“The Story of the Lost Mushroom, starts, as many do, in a large forest teeming with trees and grass and animals off in some distant world,” Luminosa began. Mikka, Lor, and Tor crowded around her close, all while sipping on their bowls of sauteed bacon soup. Mikka in particular watched intently as Luminosa brushed through her silvery hair and twirled a bit of it around her finger, as she always did at the beginning of her tales.
“In this forest, there was a lone mushroom, sitting peacefully at the base of a tall tree, resting among the fallen brown leaves. Not a human, not an animal would have ever noticed anything peculiar, anything disconcerting about this mushroom, all by itself in the forest, and to be fair, the mushroom was similarly unaware. However, it would be clear to anyone with a broad knowledge of the universe that this mushroom did not, in fact, belong.
“For it was the only mushroom living in this forest, so many miles away from any other mushroom that it was inconceivable that such a thing could happen. The thought of a mushroom spreading its spores through the wind, and such a spore being carried such a far distance away, drifting over seas and towns and mountains, through snow and sand seemed simply impossible.
“But it happened.
“This mushroom grew up, not knowing exactly what it was. There were no others of its kind around, and from what it could see and feel around it, nothing else looked even remotely similar. It knew how to survive, feeding off the ground, only from its basest instincts.

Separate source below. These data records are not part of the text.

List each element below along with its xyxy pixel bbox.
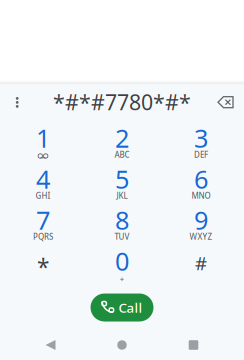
staticText: GHI xyxy=(36,190,50,201)
button[interactable]: 9 xyxy=(162,203,240,244)
button[interactable]: More options xyxy=(0,85,36,121)
button[interactable]: Delete xyxy=(208,85,244,121)
button[interactable]: 0 xyxy=(82,244,162,285)
button[interactable]: 5 xyxy=(82,162,162,203)
staticText: Call xyxy=(118,299,142,316)
staticText: ABC xyxy=(114,149,130,160)
button[interactable]: 2 xyxy=(82,121,162,162)
staticText: MNO xyxy=(192,190,210,201)
staticText: 7 xyxy=(36,203,50,237)
staticText: 3 xyxy=(194,121,208,155)
button[interactable]: # xyxy=(162,244,240,285)
button[interactable]: 7 xyxy=(4,203,82,244)
button[interactable]: 3 xyxy=(162,121,240,162)
button[interactable]: 1 xyxy=(4,121,82,162)
button[interactable]: 4 xyxy=(4,162,82,203)
button[interactable]: Home xyxy=(92,330,152,360)
staticText: 4 xyxy=(36,162,50,196)
staticText: 8 xyxy=(115,203,129,237)
staticText: 1 xyxy=(36,121,50,155)
staticText: DEF xyxy=(194,149,208,160)
staticText: # xyxy=(195,251,207,275)
staticText: 9 xyxy=(194,203,208,237)
staticText: 6 xyxy=(194,162,208,196)
staticText: PQRS xyxy=(33,231,53,242)
button[interactable]: Call xyxy=(90,294,154,322)
staticText: JKL xyxy=(116,190,128,201)
button[interactable]: 8 xyxy=(82,203,162,244)
staticText: * xyxy=(37,252,49,282)
button[interactable]: Back xyxy=(21,330,80,360)
button[interactable]: Recents xyxy=(164,330,223,360)
staticText: *#*#7780*#* xyxy=(53,88,191,116)
button[interactable]: 6 xyxy=(162,162,240,203)
staticText: WXYZ xyxy=(190,231,212,242)
staticText: 5 xyxy=(115,162,129,196)
staticText: TUV xyxy=(114,231,130,242)
staticText: 0 xyxy=(115,244,129,278)
button[interactable]: * xyxy=(4,244,82,285)
staticText: 2 xyxy=(115,121,129,155)
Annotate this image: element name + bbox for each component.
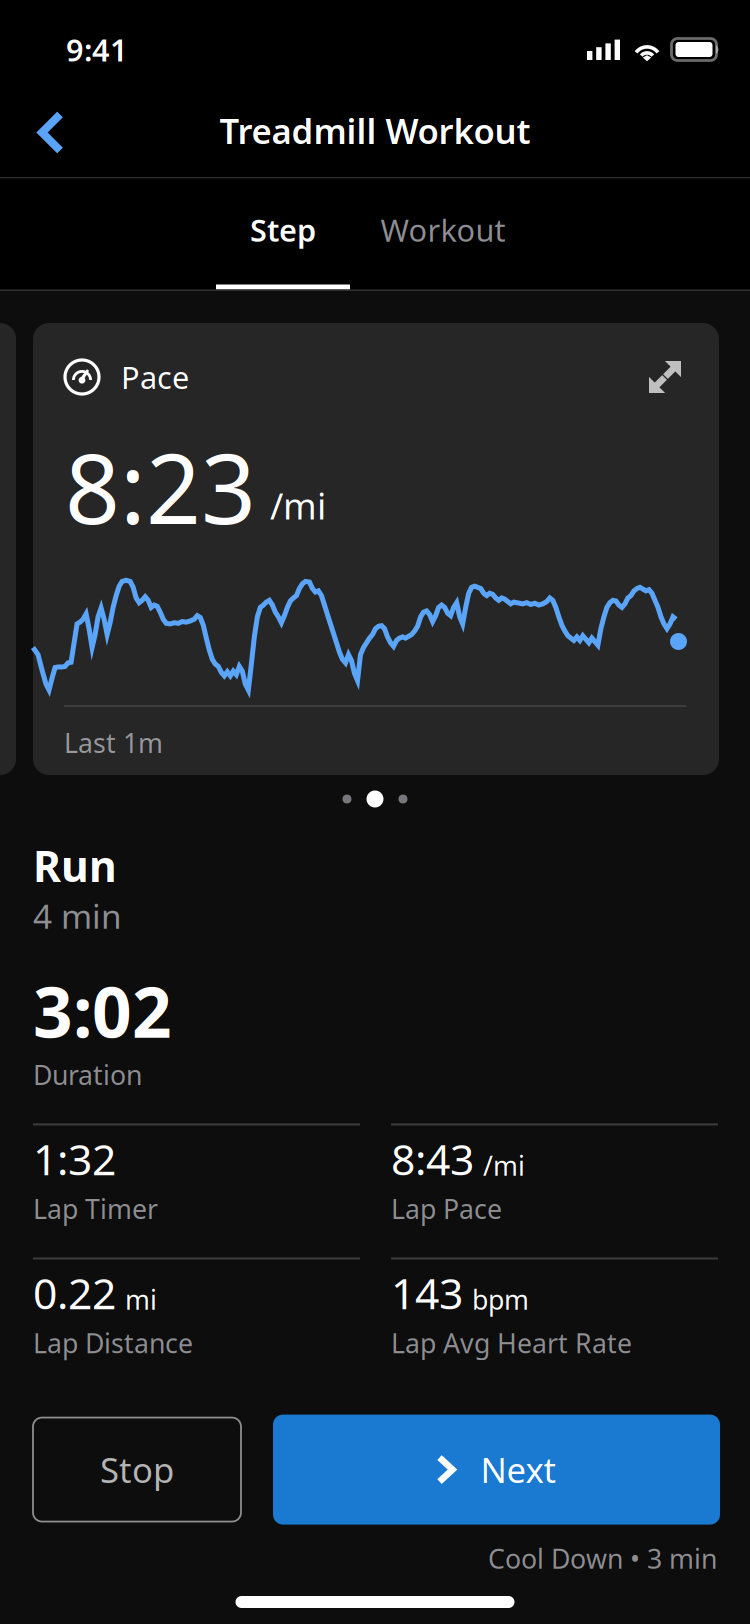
staticText: /mi <box>483 1148 525 1183</box>
staticText: Lap Distance <box>33 1325 193 1360</box>
staticText: 3:02 <box>33 965 172 1057</box>
staticText: 0.22 <box>33 1264 116 1321</box>
staticText: /mi <box>270 482 326 530</box>
staticText: Cool Down • 3 min <box>488 1541 717 1576</box>
staticText: Last 1m <box>64 725 163 760</box>
staticText: Stop <box>100 1447 174 1493</box>
button[interactable]: Back <box>22 104 80 168</box>
staticText: 9:41 <box>66 29 128 70</box>
staticText: 143 <box>391 1264 463 1321</box>
button[interactable]: Next <box>273 1415 720 1525</box>
staticText: Run <box>33 837 117 894</box>
staticText: 8:43 <box>391 1130 474 1187</box>
button[interactable]: Stop <box>33 1418 241 1522</box>
button[interactable]: Expand <box>649 355 689 399</box>
staticText: mi <box>125 1282 157 1317</box>
staticText: 8:23 <box>65 423 256 550</box>
staticText: Workout <box>380 210 506 250</box>
staticText: Lap Pace <box>391 1191 502 1226</box>
staticText: 1:32 <box>33 1130 116 1187</box>
staticText: bpm <box>472 1282 529 1317</box>
staticText: Next <box>480 1447 556 1493</box>
button[interactable]: Workout <box>376 178 510 290</box>
staticText: Lap Avg Heart Rate <box>391 1325 632 1360</box>
staticText: 4 min <box>33 894 122 938</box>
staticText: Treadmill Workout <box>220 108 530 154</box>
staticText: Duration <box>33 1057 142 1092</box>
staticText: Lap Timer <box>33 1191 158 1226</box>
staticText: Pace <box>121 357 189 397</box>
button[interactable]: Step <box>216 178 350 290</box>
staticText: Step <box>250 210 316 250</box>
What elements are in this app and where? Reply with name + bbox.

“And it thrived. Eventually, the tree under which it spawned grew old and died, and the mushroom began to feed off of it. It grew, and grew, until eventually it was as big as a small tree itself. Animals lived in and around it, and as those creatures brought back dead plants and animals, they helped the mushroom continue to feed. It felt important.
“But it still had no idea of its place, its purpose, anything, and there was no-one there to help it figure that out. All its existence, it felt an unease, like it simply did not belong, and that feeling persisted no matter how big it grew or how tall its cap reached into the sky.
“Some nights, it dreamed of a land full of other mushrooms like itself, thriving and decomposing materials across the forest. The animals ate at them, and the humans picked at them, but they were a family, and this mushroom felt happy. But aside from these occasional glimpses, it was never able to experience that.
“When it came time that most mushrooms would release their own spores, this mushroom simply did not know how. It, like all the life on the planet, eventually grew old, withered, and died, itself becoming fodder for whatever bacteria and plants would decompose it. But it was never able to feel satisfaction in life, and it died as lonely as it had ever been.
“And that’s the end.”
The three women listening to the story were silent for nearly a minute. Then Mikka jumped up from her seat and began clapping rapidly.
“Bravo!” she shouted.
Tor whispered something in Lor’s ear, and Lor said, “The meaning of the story… what exactly is it?”
Luminosa chuckled. “That’s for you to find out, Tor.” Tor blushed, as she always did when singled out in conversation.
“Maenad, how much time until arrival?” Mikka asked.
“It will be the fourteen minutes of it,” Maenad replied.
“Alright.” Mikka looked at Lor and Tor and smiled. “You two should probably suit up in case we have to make some sort of direct contact. And then get in gunner positions, pronto.”
“Yes sir,” they replied in unison.
“And I guess I’ll do the same. You never know.” Mikka hurried off back to her quarters to get ready for what was most likely going to be a fairly large battle.
Luminosa sat and continued to smirk faintly. She wondered if they were ever going to figure her out. But that day was not going to be today, she knew. Today was going to be much more important.